Even a busy household only demands water for a relatively short period of total time each day. The key to the trickle system is that it draws and stores water from your well slowly over the entire course of a day, even when no tap is actually turned on. Then, when you want a lot of water fast, there it is, stored in a holding tank and ready to go.

Instead of a pump delivering water directly from a well to a pressure tank that supplies your house, the trickle system has two pumps, each part of the two different sides of the system. The primary side draws water from your well whenever it’s available around the clock.

This water is stored in an enclosed holding tank (typically about 300 gallons for an average household), either buried in the ground or tucked away in some corner of your basement.

A timer turns the primary pump ON and OFF for a preset amount period (depending on the recovery rate of your well), then a float switch shuts it off completely when the storage tank is full.

The second side of the system includes another pump that draws water from the storage tank and feeds it into a traditional pressure system that supplies water to all your taps and fixtures.
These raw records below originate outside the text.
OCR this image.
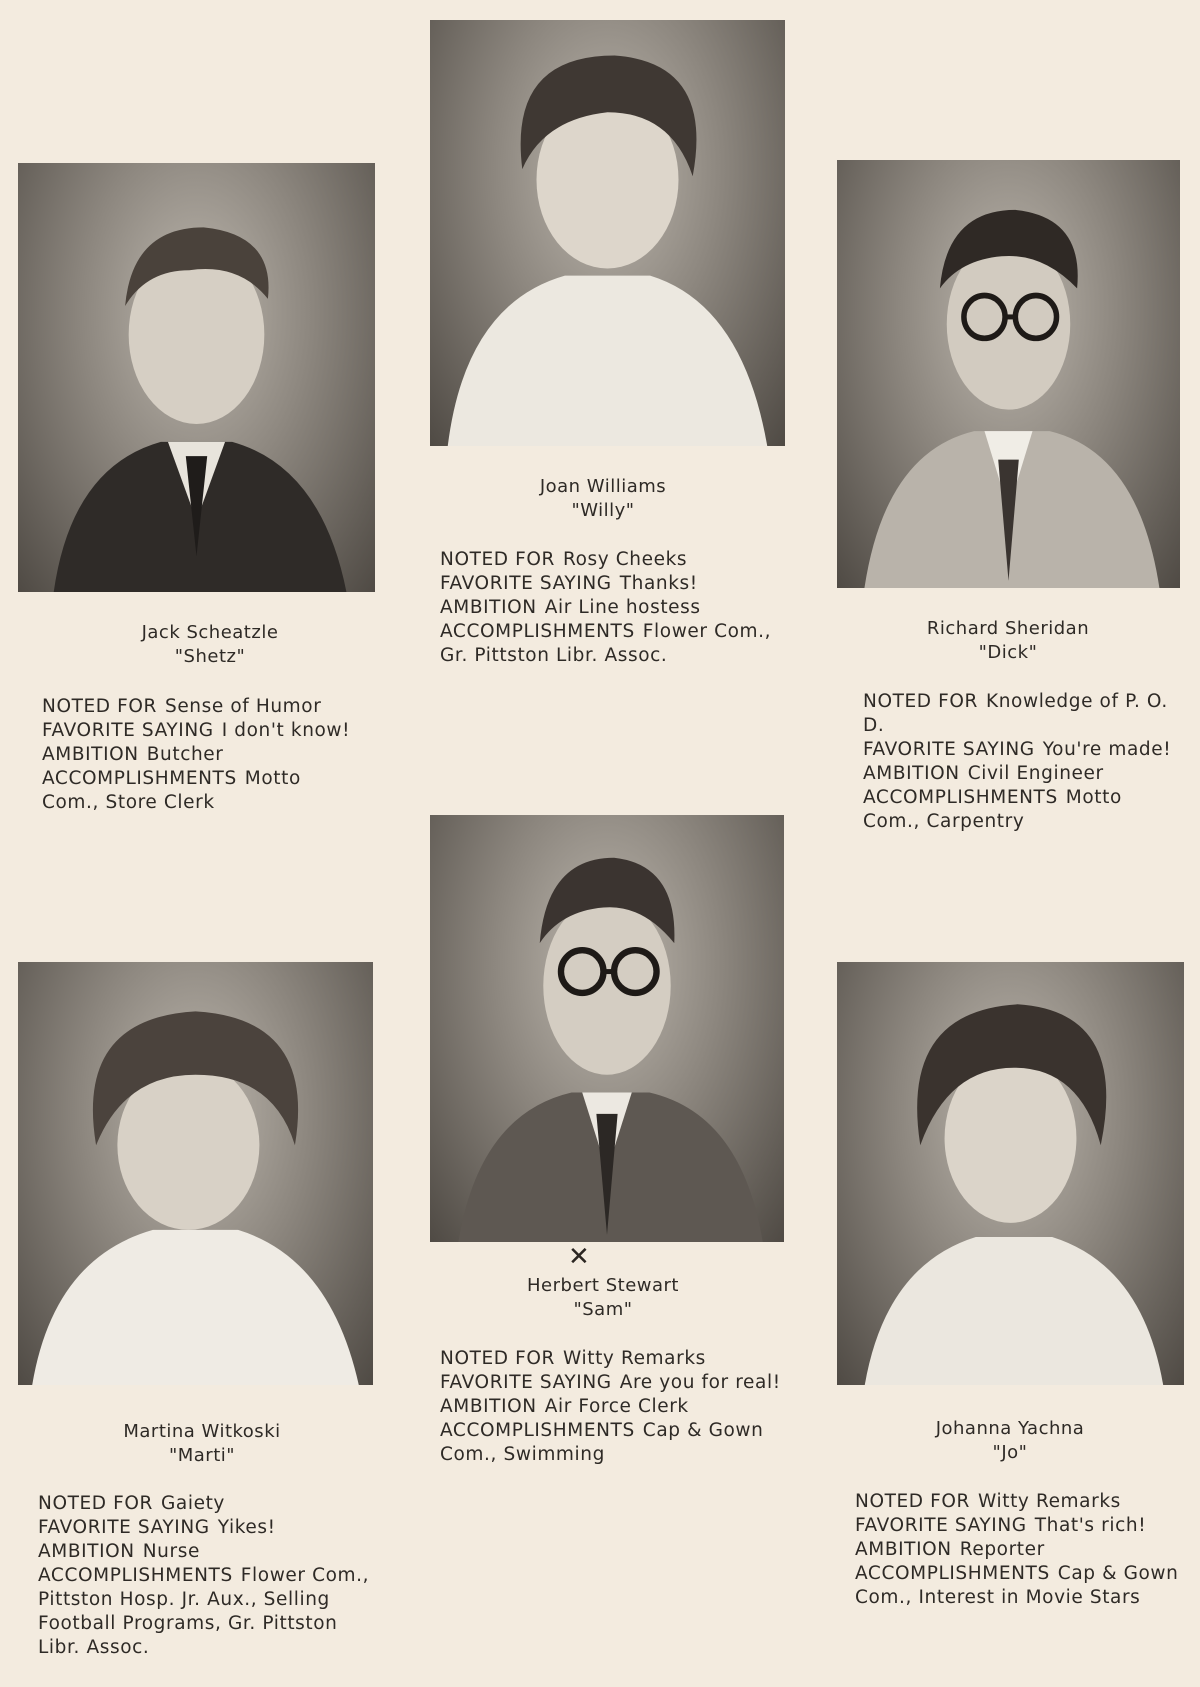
Jack Scheatzle
"Shetz"
NOTED FOR Sense of Humor
FAVORITE SAYING I don't know!
AMBITION Butcher
ACCOMPLISHMENTS Motto Com., Store Clerk
Joan Williams
"Willy"
NOTED FOR Rosy Cheeks
FAVORITE SAYING Thanks!
AMBITION Air Line hostess
ACCOMPLISHMENTS Flower Com., Gr. Pittston Libr. Assoc.
Richard Sheridan
"Dick"
NOTED FOR Knowledge of P. O. D.
FAVORITE SAYING You're made!
AMBITION Civil Engineer
ACCOMPLISHMENTS Motto Com., Carpentry
Martina Witkoski
"Marti"
NOTED FOR Gaiety
FAVORITE SAYING Yikes!
AMBITION Nurse
ACCOMPLISHMENTS Flower Com., Pittston Hosp. Jr. Aux., Selling Football Programs, Gr. Pittston Libr. Assoc.
✕
Herbert Stewart
"Sam"
NOTED FOR Witty Remarks
FAVORITE SAYING Are you for real!
AMBITION Air Force Clerk
ACCOMPLISHMENTS Cap & Gown Com., Swimming
Johanna Yachna
"Jo"
NOTED FOR Witty Remarks
FAVORITE SAYING That's rich!
AMBITION Reporter
ACCOMPLISHMENTS Cap & Gown Com., Interest in Movie Stars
This second pump switches on and off automatically in the usual way as pressure rises and falls during normal household water usage. Since this second pump draws water from a large available volume in the storage tank, it’s quite capable of supplying heavy peak loads without running dry.

While all this is happening, and afterwards, the primary side of the system keeps drawing water from your weak well as it’s available, replenishing the storage tank.

And make no mistake, the seemingly limited supply of a disappointing well can actually add up to quite a bit of water.

Even if your well can only deliver a miniscule 1/2 gallon per minute (practically a dry hole) this rate adds up to a whopping 720 gallons a day — more than enough to supply even the most water-hungry household on wash day.

Empowering a weak well to supply serious water isn’t impossible. Any good plumber can rig a trickle system up once the basic concept is understood.

You can even do the installation yourself if you’re handy.

All you need is a little know-how and a little equipment to make the taps flow like they never have before.